Op 13 mei 2015 heeft de voorzieningenrechter van de Rechtbank Midden-Nederland uitspraak gedaan in een bestuursrechtelijke zaak tussen verzoekers en de Belastingdienst/Toeslagen. Verzoekers, woonachtig te [woonplaats], hebben beroep ingesteld tegen een besluit van de Belastingdienst/Toeslagen van 13 maart 2015. Daarnaast hebben zij de voorzieningenrechter verzocht om een voorlopige voorziening te treffen, waarbij de verstrekking van hun persoonsgegevens zou worden verboden, met de mogelijkheid van een dwangsom per overtreding.

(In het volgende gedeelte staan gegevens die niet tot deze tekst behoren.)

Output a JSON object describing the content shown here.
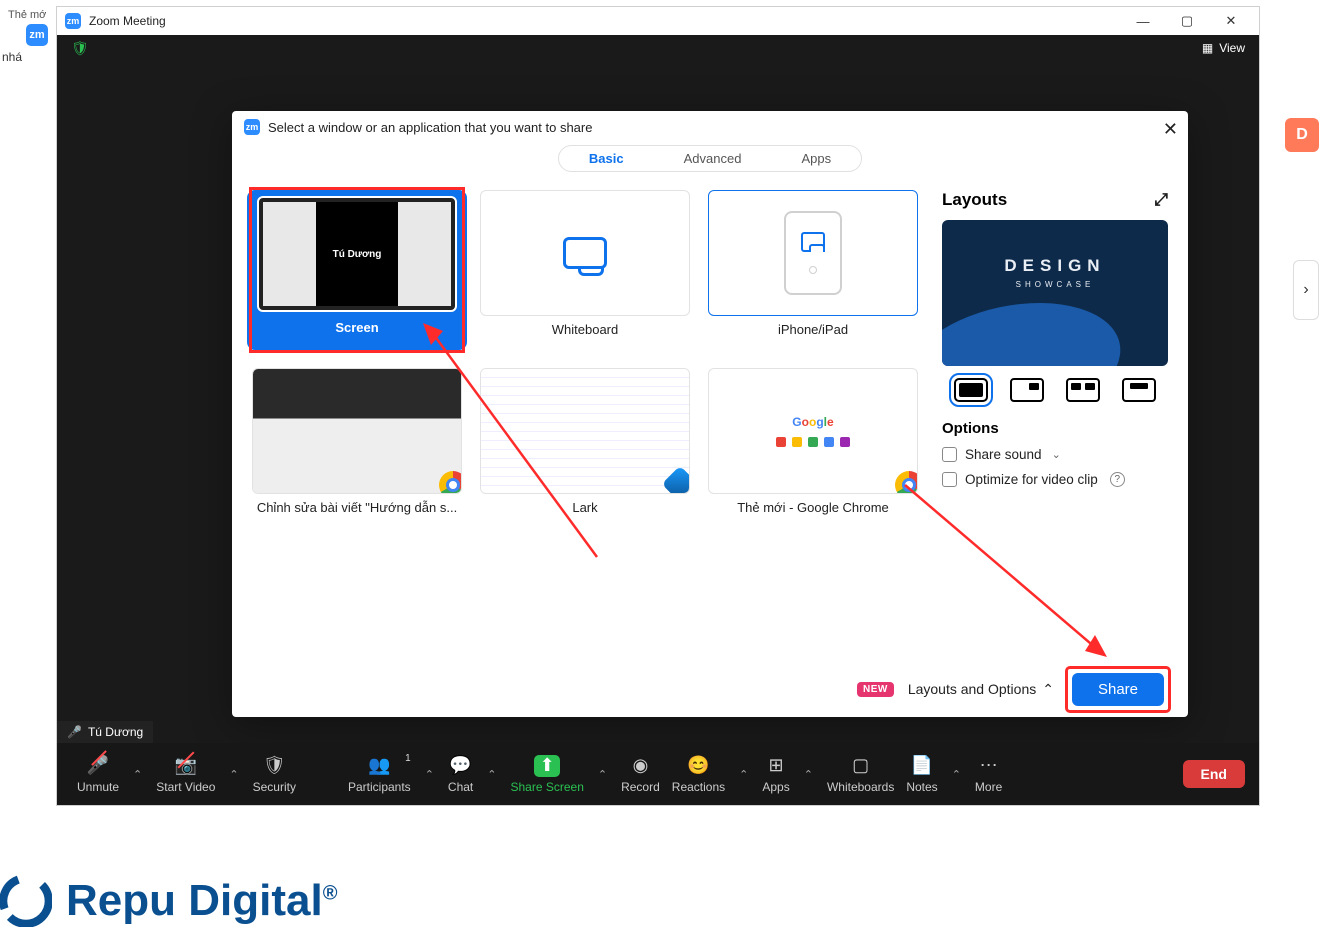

De voorzieningenrechter heeft in zijn overwegingen artikel 8:83, derde lid, van de Algemene wet bestuursrecht (Awb) in acht genomen, dat de mogelijkheid biedt om zonder zitting uitspraak te doen indien het verzoek kennelijk niet-ontvankelijk of ongegrond is. Tevens is artikel 8:81 van de Awb besproken, dat de voorzieningenrechter de bevoegdheid geeft om een voorlopige voorziening te treffen indien onverwijlde spoed dat vereist.
In deze zaak heeft de rechtbank vastgesteld dat er geen lopende bezwaar- of beroepsprocedure meer is, waardoor het verzoek om een voorlopige voorziening niet-ontvankelijk werd verklaard. De voorzieningenrechter heeft dan ook besloten om het verzoek zonder verder onderzoek ter zitting niet-ontvankelijk te verklaren. De uitspraak is openbaar gedaan op 13 mei 2015, en er staat geen rechtsmiddel open tegen deze beslissing.